Henry G Manson weighs up the options
I’ve lived through enough recessions to know the misery it brings hundreds of thousands of individuals, homeowners and business owners. There is something psychological damaging for a country to be in recession. It can feel something akin to a foreign occupation with a skyfull of dark clouds overhead. That is why the last quarter’s 0.5% growth figures were important. Any improvement on expectations must be welcomed and I think Labour should have given a much more positive response than they did – no matter how limited the figures are in the scheme of things. They matter to people and the national mood.
However I have been alarmed to pick up from a couple of economists I take seriously of the real possibility of the next two quarters could well see ‘negative growth’ in the UK economy.
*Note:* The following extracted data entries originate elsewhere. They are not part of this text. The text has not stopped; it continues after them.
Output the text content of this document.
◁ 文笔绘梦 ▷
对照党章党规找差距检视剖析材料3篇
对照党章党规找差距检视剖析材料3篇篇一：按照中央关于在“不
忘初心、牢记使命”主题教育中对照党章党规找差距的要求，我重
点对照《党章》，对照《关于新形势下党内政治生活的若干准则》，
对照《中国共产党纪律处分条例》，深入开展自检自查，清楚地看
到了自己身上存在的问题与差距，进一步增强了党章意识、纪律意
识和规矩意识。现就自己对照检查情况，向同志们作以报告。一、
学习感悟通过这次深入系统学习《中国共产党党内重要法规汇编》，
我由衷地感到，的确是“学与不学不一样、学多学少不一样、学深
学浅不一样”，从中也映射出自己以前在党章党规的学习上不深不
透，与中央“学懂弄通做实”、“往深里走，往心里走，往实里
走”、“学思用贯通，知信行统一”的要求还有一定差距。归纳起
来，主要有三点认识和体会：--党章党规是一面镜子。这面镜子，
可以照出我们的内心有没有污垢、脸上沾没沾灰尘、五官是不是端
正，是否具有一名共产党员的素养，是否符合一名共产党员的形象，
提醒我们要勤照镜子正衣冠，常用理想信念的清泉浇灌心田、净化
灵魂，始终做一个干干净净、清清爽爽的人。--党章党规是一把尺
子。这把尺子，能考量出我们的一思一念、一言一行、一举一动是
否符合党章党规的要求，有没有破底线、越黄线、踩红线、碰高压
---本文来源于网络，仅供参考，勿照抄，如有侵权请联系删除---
They point me to a report from the National Institute of Economic and Social Research who believe there’s somewhere in between 50-70% of an imminent UK return to recession. Manufacturing is also apparently in downturn with reports that UK manufacturing orders have ‘dropped like a stone’. Another recession would come as a shock and is not part of the script. It’s therefore worth us considering for a moment how this might alter the political battlefield in the months ahead should this occur.
Should the worse-case scenario take place then the recession would be confirmed on the 25th April 2012 – just 8 days prior to local and mayoral election day and during a crucial period of voting and campaigning.
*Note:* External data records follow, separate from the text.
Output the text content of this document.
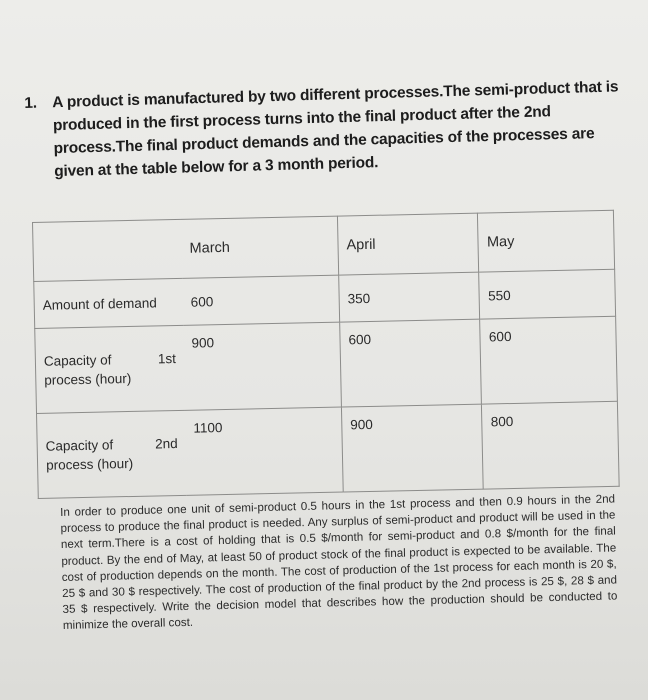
1. A product is manufactured by two different processes.The semi-product that is produced in the first process turns into the final product after the 2nd process.The final product demands and the capacities of the processes are given at the table below for a 3 month period.
	March	April	May
Amount of demand	600	350	550

Capacity of 1st
process (hour)	900	600	600

Capacity of 2nd
process (hour)	1100	900	800
In order to produce one unit of semi-product 0.5 hours in the 1st process and then 0.9 hours in the 2nd process to produce the final product is needed. Any surplus of semi-product and product will be used in the next term.There is a cost of holding that is 0.5 $/month for semi-product and 0.8 $/month for the final product. By the end of May, at least 50 of product stock of the final product is expected to be available. The cost of production depends on the month. The cost of production of the 1st process for each month is 20 $, 25 $ and 30 $ respectively. The cost of production of the final product by the 2nd process is 25 $, 28 $ and 35 $ respectively. Write the decision model that describes how the production should be conducted to minimize the overall cost.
Mike raised the 1970 general election recently and of course last minute economic findings played a role in that election too. Who knows how exactly they will play out with less at stake and on a smaller turnout…but it would hardly be good news for Boris Johnson would it?
There would be challenges and risks for each party. I think the government will adequately explain away the return to recession as a result of global and Eurozone difficulties – as long and the majority of Europe joins it in negative growth. But Ministers would be on the back foot in the run up to those May 3rd elections in a way they’d clearly prefer not to be.
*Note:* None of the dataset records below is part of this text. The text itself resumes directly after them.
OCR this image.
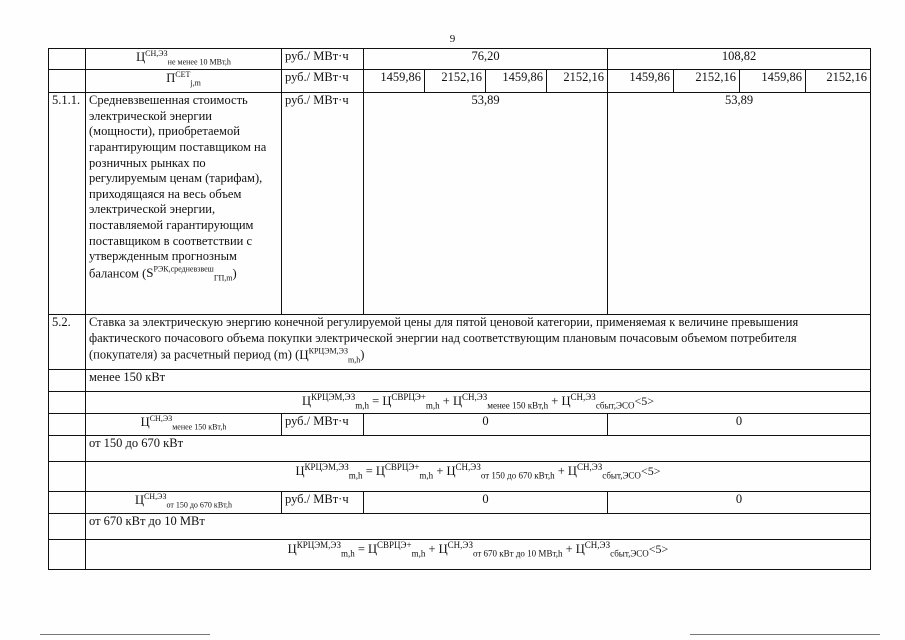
9
	$Ц^{СН,ЭЗ}_{не менее 10 МВт,h}$	руб./ МВт·ч	76,20				108,82			
	$П^{СЕТ}_{j,m}$	руб./ МВт·ч	1459,86	2152,16	1459,86	2152,16	1459,86	2152,16	1459,86	2152,16
5.1.1.	Средневзвешенная стоимость электрической энергии (мощности), приобретаемой гарантирующим поставщиком на розничных рынках по регулируемым ценам (тарифам), приходящаяся на весь объем электрической энергии, поставляемой гарантирующим поставщиком в соответствии с утвержденным прогнозным балансом $(S^{РЭК,средневзвеш}_{ГП,m})$	руб./ МВт·ч	53,89				53,89			
5.2.	Ставка за электрическую энергию конечной регулируемой цены для пятой ценовой категории, применяемая к величине превышения фактического почасового объема покупки электрической энергии над соответствующим плановым почасовым объемом потребителя (покупателя) за расчетный период (m) $(Ц^{КРЦЭМ,ЭЗ}_{m,h})$									
	менее 150 кВт									
	$Ц^{КРЦЭМ,ЭЗ}_{m,h} = Ц^{СВРЦЭ+}_{m,h} + Ц^{СН,ЭЗ}_{менее 150 кВт,h} + Ц^{СН,ЭЗ}_{сбыт,ЭСО}<5>$									
	$Ц^{СН,ЭЗ}_{менее 150 кВт,h}$	руб./ МВт·ч	0				0			
	от 150 до 670 кВт									
	$Ц^{КРЦЭМ,ЭЗ}_{m,h} = Ц^{СВРЦЭ+}_{m,h} + Ц^{СН,ЭЗ}_{от 150 до 670 кВт,h} + Ц^{СН,ЭЗ}_{сбыт,ЭСО}<5>$									
	$Ц^{СН,ЭЗ}_{от 150 до 670 кВт,h}$	руб./ МВт·ч	0				0			
	от 670 кВт до 10 МВт									
	$Ц^{КРЦЭМ,ЭЗ}_{m,h} = Ц^{СВРЦЭ+}_{m,h} + Ц^{СН,ЭЗ}_{от 670 кВт до 10 МВт,h} + Ц^{СН,ЭЗ}_{сбыт,ЭСО}<5>$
Already there are one or two Lib Dem grassroots figures want their party to move well away from Osborne’s deficit reduction strategy. They are currently small in number but with the yellows fighting for their lives once again in local elections I think there’s a fair to good chance more could join their cause if the economy’s growth declines.
If either of fellow G8 countries France and Germany somehow avoid a double-dip recession while we don’t then the Government will be in trouble. That intuitively seems an unlikely situation. Instead I think the most likely cost to the government will be that most people think most about the latest recession. So in effect it will draw a line under much of the earlier debate around the causes and blame for the 2009 recession. Instead we’d see a European dimension of blame and a likely increase in Cabinet tensions over Europe. The chief outcome will that it will be far harder for the Coalition charge that the credit crunch was ‘Labour’s mess’ to resonate from then on. People will rightly expect the Government of the day to focus on the current crisis and not keep fighting the last war.
For Labour the risk is that if they try and pin the bulk of the responsibility of a new recession entirely on the shoulders of the Coalition government then there’s a good chance the public won’t just buy anything they say.
Even though there’s reasonable evidence that the lack of domestic demand is causing problems, Ed Balls in particular has to keep measured and try his hardest to adopt a statesmanlike pose. Not a given. Worse still, if a sense of vindication translates into self-satisfaction. This would be voter-repellent. Labour needs to find a way that recognises the obvious global factors but also saying the squeeze in living standards by the pace of George Osborne’s policies has weakened the UK’s resilience.
Recessions are awful. Let’s hope it’s a long, long time before there is another one. Osborne has some opportunity later this month to do more to assist growth. Benedict Brogan suggests that even some senior Conservatives believe ‘the Chancellor’s department is itself in need of a kick’. The stakes are massive for the Chancellor. Should the doom-monger economists be true and recession returns to the UK then it is likely to have a significant political impact for months and even years to come.